I have an RNA-Seq counts table (CSV file) with a column of gene names, which looks like this:
> head(counts_df[1:4])
C-A C-B CD-A CD-B
0610007P14Rik 1095.858 670.193 1583.706 1925.579
0610009B22Rik 360.416 321.309 413.633 343.594
0610009E02Rik 4.870 9.591 16.999 11.786
0610009L18Rik 6.494 0.000 13.221 28.104
0610009O20Rik 923.768 1246.872 783.826 834.055
0610010F05Rik 1558.554 895.589 898.094 706.227
I want to filter out all the genes that are on the X or Y chromosome. Problem is, the table does not list the chromosome for each gene.

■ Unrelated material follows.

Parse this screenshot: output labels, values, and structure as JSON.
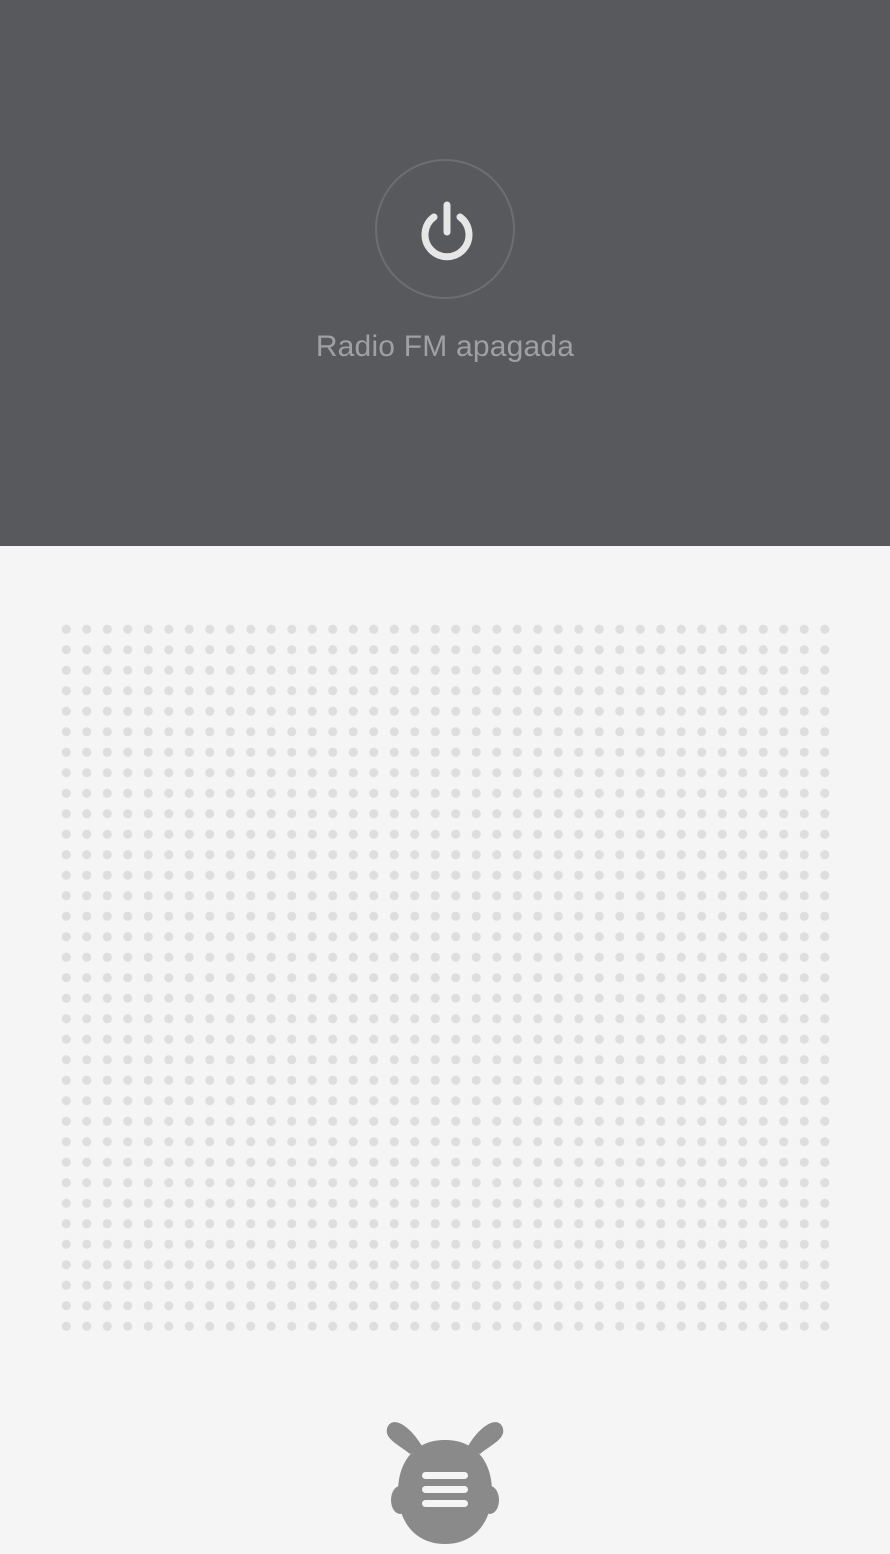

My original solution was to download this file:
hgdownload.cse.ucsc.edu/goldenPath/mm10/database/refGene.txt.gz
which looks like this:
NM_001271498 chr2 11705292 11733985 Il15ra
NM_001285857 chr7 142434976 142440396 Syt8
NM_011811 chr1 78424744 78488897 Farsb
NM_011706 chr11 62574485 62600305 Trpv2
And then in R, filter out entries on alternate chromosomes (chrUn_JH584304
, chr4_GL456350_random
, etc.), then filter out duplicated entries, and merge it back to the counts table to filter out genes on chrX and chrY.

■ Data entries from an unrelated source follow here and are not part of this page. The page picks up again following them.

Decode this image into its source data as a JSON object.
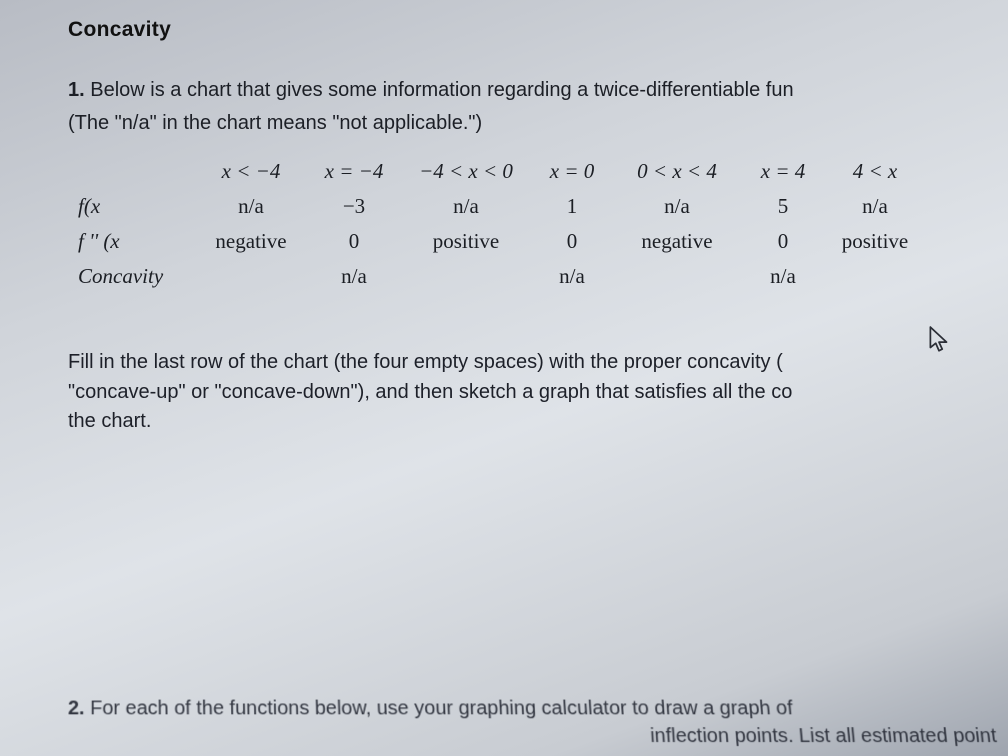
{
  "heading": "Concavity",
  "problem1": {
    "number": "1.",
    "line1": "Below is a chart that gives some information regarding a twice-differentiable fun",
    "line2": "(The \"n/a\" in the chart means \"not applicable.\")"
  },
  "table": {
    "colheaders": [
      "x < −4",
      "x = −4",
      "−4 < x < 0",
      "x = 0",
      "0 < x < 4",
      "x = 4",
      "4 < x"
    ],
    "rows": [
      {
        "label": "f(x",
        "cells": [
          "n/a",
          "−3",
          "n/a",
          "1",
          "n/a",
          "5",
          "n/a"
        ]
      },
      {
        "label": "f '' (x",
        "cells": [
          "negative",
          "0",
          "positive",
          "0",
          "negative",
          "0",
          "positive"
        ]
      },
      {
        "label": "Concavity",
        "cells": [
          "",
          "n/a",
          "",
          "n/a",
          "",
          "n/a",
          ""
        ]
      }
    ]
  },
  "instructions": {
    "line1": "Fill in the last row of the chart (the four empty spaces) with the proper concavity (",
    "line2": "\"concave-up\" or \"concave-down\"), and then sketch a graph that satisfies all the co",
    "line3": "the chart."
  },
  "problem2": {
    "number": "2.",
    "line1": "For each of the functions below, use your graphing calculator to draw a graph of",
    "line2": "inflection points.  List all estimated point"
  }
}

However, its turned into a bit of a mess since now I am finding that there are still duplicates genes being listed;
> chrom_ref_df[which(duplicated(chrom_ref_df[["gene"]])), ]
chrom gene
18637 chr4 BC002163
29481 chrX Bc1
16895 chr17 Btg3
14431 chr4 Eno1b
35707 chrY G530011O06Rik
40 chr11 Gm1821
12870 chr19 Gm5512
29305 chrX Gm5643
19424 chr4 Gm5801
20054 chr12 Mir1906-1
29187 chr12 Mir1906-2
25432 chr6 Mir1957a
34207 chrX Mir3472
23305 chrX Mir3473a
13558 chr11 Mir5098
34197 chr2 Mir5098
34198 chr5 Mir5098
34200 chr8 Mir5098
13956 chr2 Mir684-1
13957 chr5 Mir684-1
25593 chr16 Mir684-1
28767 chr10 Mir684-1
34070 chr7 Mir684-1
34071 chrX Mir684-1
This eventually ends up causing problems when trying to merge the chrom
data back to the counts table for other downstream filtering, and creates duplicated entries.
I am not sure if its worth trying to sort this out further; is there an easier way to accomplish the original task of filtering the genes in the counts table based on their chromosome? This is using the mm10 reference genome.